Pour les Maldiviens, il y a la
capitale à Malé, territoire le plus peuplé, mais il y a aussi l’île du
Président, l’île élevage, l’île citerne, des îles prisons et même, une île
poubelle. Mais, là, le paradis a un tout autre visage : le régime est plus
wahabite que celui des Saoudiens. La charia est loi, le port du niqab est
obligatoire pour les femmes et, en 2014, la peine capitale a été étendue aux
enfants. Il paraît que les Maldiviens seraient, non une réserve d’Indiens, mais
de djihadistes dont nombre d’entre eux combattraient en Syrie et en Irak. Pour
eux, il y aurait même des îles repos. Comme sur une grande partie de la
planète, aux Maldives, coexistent deux mondes séparés qui se font face :
l’un s’apprêtant à engloutir l’autre.
A Bikini, cet engloutissement, grandeur
nature, s’est accompli…
définitivement en juillet 1946.
Bikini, c’est un ensemble de récifs coralliens
et d’îles bordées de sable blanc, entourant un immense lagon aux eaux
turquoise. Ce serait encore un paradis pour les plongeurs… s’ils pouvaient y
aborder. Il y avait là, plus d’un millier d’habitants, il n’y en a plus, ne
reste de la présence humaine que 4 à 6 « résidents non permanents »
qui s’y relaient.
Certes, la guerre du Pacifique est
passée par là, à preuve les carcasses rouillées de bâtiments US qui croupissent
dans le lagon. Mais c’est avant le 1er juillet 1946 que la
population a été « évacuée » (raflée ?). Après Hiroshima et
Nagasaki, la bombe atomique se devait d’être perfectionnée pour « garantir la paix et la démocratie ».

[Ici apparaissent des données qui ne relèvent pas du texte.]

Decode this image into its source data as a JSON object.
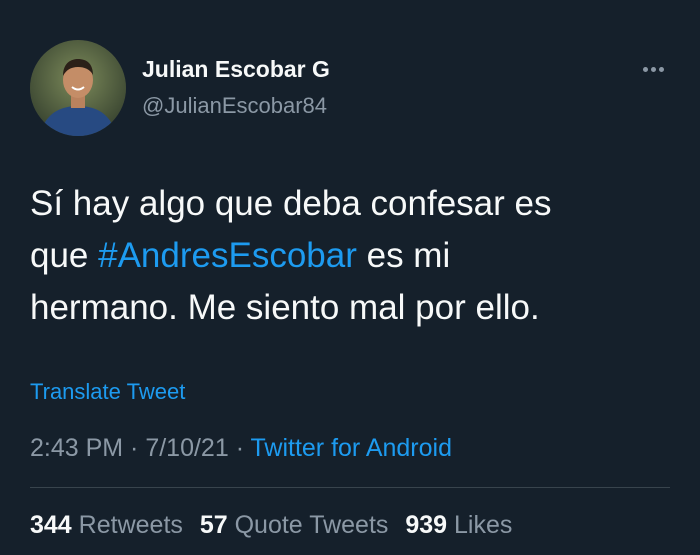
{
  "author": {
    "name": "Julian Escobar G",
    "handle": "@JulianEscobar84"
  },
  "tweet": {
    "line1": "Sí hay algo que deba confesar es",
    "line2_prefix": "que ",
    "hashtag": "#AndresEscobar",
    "line2_suffix": " es mi",
    "line3": "hermano. Me siento mal por ello."
  },
  "translate_label": "Translate Tweet",
  "meta": {
    "time": "2:43 PM",
    "sep1": " · ",
    "date": "7/10/21",
    "sep2": " · ",
    "source": "Twitter for Android"
  },
  "stats": {
    "retweets_count": "344",
    "retweets_label": "Retweets",
    "quotes_count": "57",
    "quotes_label": "Quote Tweets",
    "likes_count": "939",
    "likes_label": "Likes"
  },
  "colors": {
    "background": "#15202b",
    "text": "#f7f9f9",
    "secondary": "#8b98a5",
    "accent": "#1d9bf0"
  },
  "icons": {
    "more": "more-options-icon",
    "avatar": "profile-avatar"
  }
}
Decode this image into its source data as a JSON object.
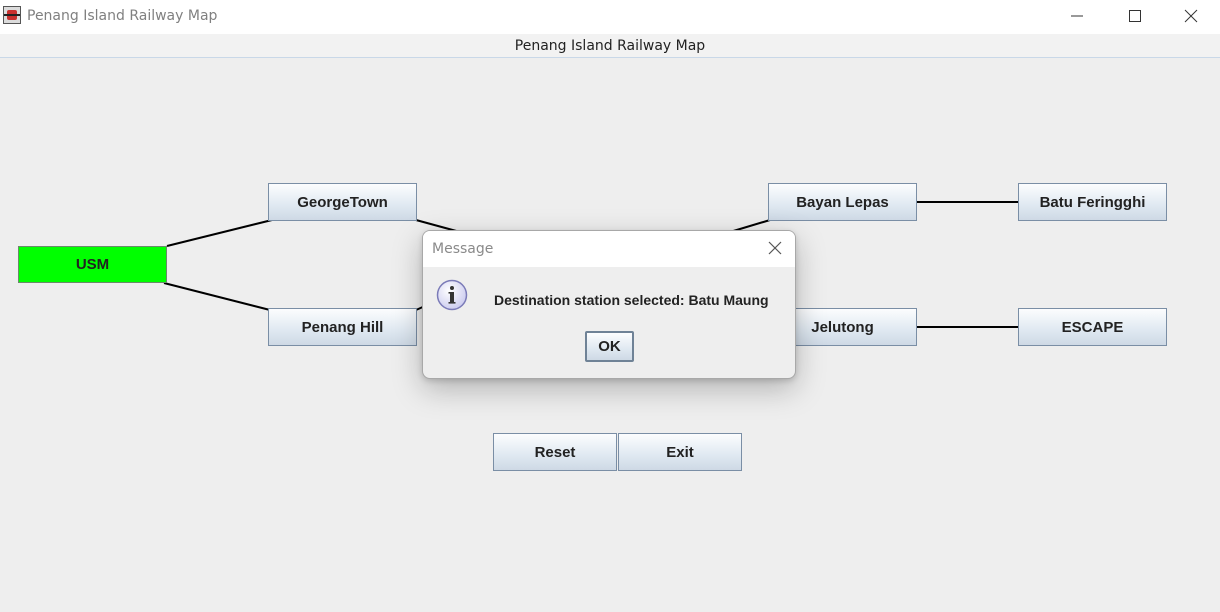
{
  "window": {
    "title": "Penang Island Railway Map"
  },
  "header": {
    "title": "Penang Island Railway Map"
  },
  "stations": {
    "usm": "USM",
    "georgetown": "GeorgeTown",
    "penang_hill": "Penang Hill",
    "bayan_lepas": "Bayan Lepas",
    "batu_feringghi": "Batu Feringghi",
    "jelutong": "Jelutong",
    "escape": "ESCAPE"
  },
  "selected_station": "USM",
  "buttons": {
    "reset": "Reset",
    "exit": "Exit"
  },
  "dialog": {
    "title": "Message",
    "message": "Destination station selected: Batu Maung",
    "ok": "OK",
    "icon": "info-icon"
  },
  "colors": {
    "selected_station": "#00ff00",
    "background": "#eeeeee"
  }
}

Vingt-deux « essais » jusqu’en 1958, date de l’explosion de « Castel Bravo », cette bombe H mille
fois plus puissante que celle d’Hiroshima. Trois îles sous l’impact ont
disparu, à jamais… pour faire avancer la science !
Au cours de ces
« expériences », les populations ont été déplacées, toujours un peu
plus loin vers le Sud. Quelques « résidents non permanents » s’y
succèdent pour observer les résultats de la puissance (in)humaine :
radioactivité, sécheresse, typhons et, avec le changement climatique,
l’irrésistible montée des eaux.
L’humour cynique de ladite Communauté
Internationale tente de rassurer. En 1998, l’Agence Internationale de l’Energie
Atomique (AIEA) recommandait de ne pas repeupler l’atoll Bikini. En 2010,
l’UNESCO le déclara patrimoine mondial de l’Humanité, symbole de « l’entrée (mortifère ?) dans l’âge nucléaire ».

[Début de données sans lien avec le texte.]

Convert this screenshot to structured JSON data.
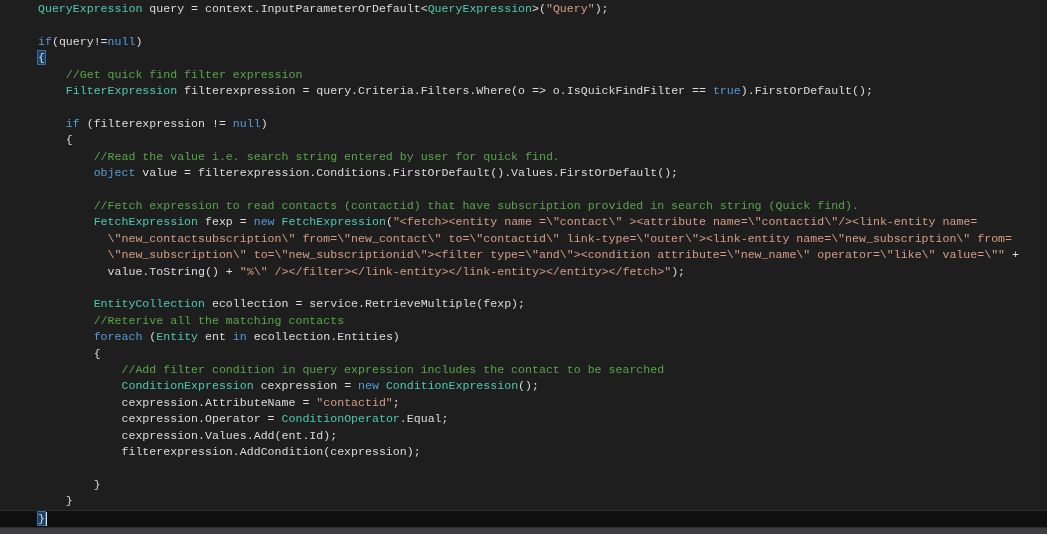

N’étaient-ils pas dans la droite ligne du discours d’Eisenhower qui, en 1959,
prônait les « atomes pour la paix,
le bonheur et le bien-être » ? (3)
Quand le Maire de Bikini, de ce petit
millier d’habitants expatrié sur les îles Kili et Ejit, s’avisa de demander,
pour son peuple, l’asile aux Etats-Unis, cette outrecuidance ne lui valut, pour
toute réponse, qu’un silence méprisant. L’administration américaine
n’avait-elle pas versé, pour solde de tous comptes, 500 millions de dollars aux
victimes des radiations !
En
juillet 1946,
aux Etats-Unis, fut lancée la mode du
bikini, ce maillot deux pièces n’avait rien à voir avec l’atoll du même
nom. Pour le plaisir des yeux, sur les plages ensoleillées, la genre humain put
reluquer, parmi celles qui en portaient, quelques bombes anatomiques. Ainsi va
l’humanité. Il en sera ainsi tant que les peuples ne sauront pas l’histoire
qu’ils font ou laissent faire, y compris, voire surtout, dans les pays dits
démocratiques.
Gérard Deneux le 12.08.2015
(1) Tout peut changer. Capitalisme et changement climatique, Naomi Klein
– éditions Fayard. Dans son précédent ouvrage La stratégie du choc, sous-titre Capitalisme du désastre, Naomi Klein relate le libéralisme sauvage
qui s’est emparé de l’URSS après son effondrement privatisations-spoliation et
émergence des oligarques. Editions Fayard
(2) Sources :
articles du Monde des 5/6 et 10 août
2015 ainsi que la tribune signée par Pascal Carcanade, Laurent Cibien, Luc
Fiollet. A noter que ces 3 auteurs ont réalisé un film-documentaire « Nauru, l’île perdue » et que Luc
Fiollet lui a consacré un livre Nauru,
l’île dévastée, éditions la Découverte, 2010
(3) Lire à ce
sujet Les sanctuaires de l’abîme.
Chronique du désordre de Fukushima de Nadine et Thierry Ribault,
éditions l’encyclopédie des nuisances.
Nous est contée, entre autres, la manière dont le Japon fut doté par les USA de
l’industrie nucléaire et comment nombre de criminels de guerre amnistiés ou
blanchis furent propulsés à de « hautes » responsabilités.